New online system makes printing easier

Ruth Neil

Students, faculty, and staff can skip the trip to a copy center for their next printing job.

Interactive NowPrint software on the ISU Printing Services Web site lets users at any computer upload their documents, preview them and even select delivery and payment options, said Robert Louden, computer publishing specialist for ISU Printing Services.

All copy center paper and binding options are available through the NowPrint Web site, www.print.iastate.edu, Louden said.

Customers can choose to have their documents delivered on the ISU Printing Services delivery route or go to a copy center to pick up their order, said James Barnd, system supervisor specialist for ISU Printing Services.

Customers can also choose to receive documents through campus mail, the U.S. Postal Service or UPS. Payment options include purchase orders, CyCash or cash at pick up, Barnd said.

“This can be a time-saver,” Barnd said. “I [can] have a job submitted in two or three minutes.”

In the past, customers with computers connected to network printers could send their document to print, then call the copy center to place their order. After that, they could go to the copy center to proof the document, Louden said.

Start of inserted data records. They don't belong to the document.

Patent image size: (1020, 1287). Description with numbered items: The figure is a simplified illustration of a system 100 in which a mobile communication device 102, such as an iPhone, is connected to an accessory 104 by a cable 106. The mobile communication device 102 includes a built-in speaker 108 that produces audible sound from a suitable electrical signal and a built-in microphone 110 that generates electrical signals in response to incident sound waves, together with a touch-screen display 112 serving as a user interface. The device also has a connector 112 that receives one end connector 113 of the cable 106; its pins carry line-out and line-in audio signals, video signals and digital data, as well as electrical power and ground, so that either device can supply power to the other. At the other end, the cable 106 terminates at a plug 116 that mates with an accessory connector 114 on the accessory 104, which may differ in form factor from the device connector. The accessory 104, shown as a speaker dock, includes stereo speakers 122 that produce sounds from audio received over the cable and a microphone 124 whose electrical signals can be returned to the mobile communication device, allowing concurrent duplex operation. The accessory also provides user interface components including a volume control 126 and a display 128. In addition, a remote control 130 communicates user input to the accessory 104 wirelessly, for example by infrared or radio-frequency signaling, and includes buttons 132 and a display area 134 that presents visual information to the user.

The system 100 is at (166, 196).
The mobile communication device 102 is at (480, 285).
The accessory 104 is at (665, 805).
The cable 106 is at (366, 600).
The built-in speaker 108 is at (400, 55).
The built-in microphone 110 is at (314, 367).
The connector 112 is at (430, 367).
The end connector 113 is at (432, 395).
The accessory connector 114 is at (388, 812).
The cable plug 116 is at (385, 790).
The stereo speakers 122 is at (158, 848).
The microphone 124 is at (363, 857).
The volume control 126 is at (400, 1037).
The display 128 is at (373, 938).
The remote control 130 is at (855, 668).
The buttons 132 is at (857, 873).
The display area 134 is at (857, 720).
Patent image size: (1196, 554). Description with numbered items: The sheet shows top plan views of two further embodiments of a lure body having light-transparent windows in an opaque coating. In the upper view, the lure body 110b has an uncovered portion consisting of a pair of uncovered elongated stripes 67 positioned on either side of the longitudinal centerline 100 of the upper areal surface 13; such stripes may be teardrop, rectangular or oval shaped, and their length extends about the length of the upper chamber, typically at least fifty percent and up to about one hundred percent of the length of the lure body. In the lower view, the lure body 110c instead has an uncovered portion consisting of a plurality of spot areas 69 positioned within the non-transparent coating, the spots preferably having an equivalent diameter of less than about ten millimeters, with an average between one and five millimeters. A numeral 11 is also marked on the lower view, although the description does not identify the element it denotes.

The new system allows immediate feedback. Users can proof images of their document right after the document is uploaded to make sure fonts and graphics were uploaded correctly.

“It just assures them that their job is going to turn out the way they want it,” Barnd said.

People will still have the option to come in and look at a hard copy of their document, he said.

Louden said he expects most customers to proof their documents online.

For example, a student could submit a thesis to ISU Printing Services in the middle of the night.

“You can order the whole thing at 3 o’clock in the morning, go to bed, and walk in the next day and pick it up,” Louden said.

Renea Miller, clerk in sociology, said she uses the new service because jobs submitted using NowPrint have a quick turnaround time. Instead of dropping documents off in a departmental office or walking them over to a copy center, she submits them online.

One job involving 300 copies of a booklet was completed in less than six hours, Miller said. The other job, which involved 800 copies of a technical report, took about 24 hours.

People are starting to prefer purchasing many goods and services online, Louden said.

“[With] any progressive business, they’re looking at Web-based business,” he said. “The more progressive universities are starting to jump on this bandwagon. It is kind of inevitable.”

Printing Services has received about two or three online jobs a day since introducing the service at the beginning of the school year, Barnd said.

“I assume that it’ll pick up once people know it’s out there,” Barnd said. “We hoped that it would bring in more from students. Our big focus was to attract the Web-savvy students.”

Online submission is currently best suited for Microsoft Office documents, Louden said. The software company that sells NowPrint is working to update the software so it can accept documents in more applications, Louden said.

Until then, customers like Miller, who uses PageMaker 7.0, will have to convert their documents to PDF, or portable document format, files.

“That’s just a minor issue, as far as I’m concerned,” Miller said.

In addition to the main plant, which is north of Molecular Biology, ISU Printing Services has six locations around campus, Barnd said. There are copy centers located at Curtiss Hall, Design Hall, the Hub, the Memorial Union, the Scheman Conference Center and the Union Drive Association.

The main plant does all offset printing — jobs of 500 to 1,000 copies that are more economical to print on a printing press, Louden said.

Customers can use the online service to send their documents to the main plant or the Memorial Union, he said. Later this fall, they will be able to submit online jobs to the copy center in the Union Drive Association Community Center, he said.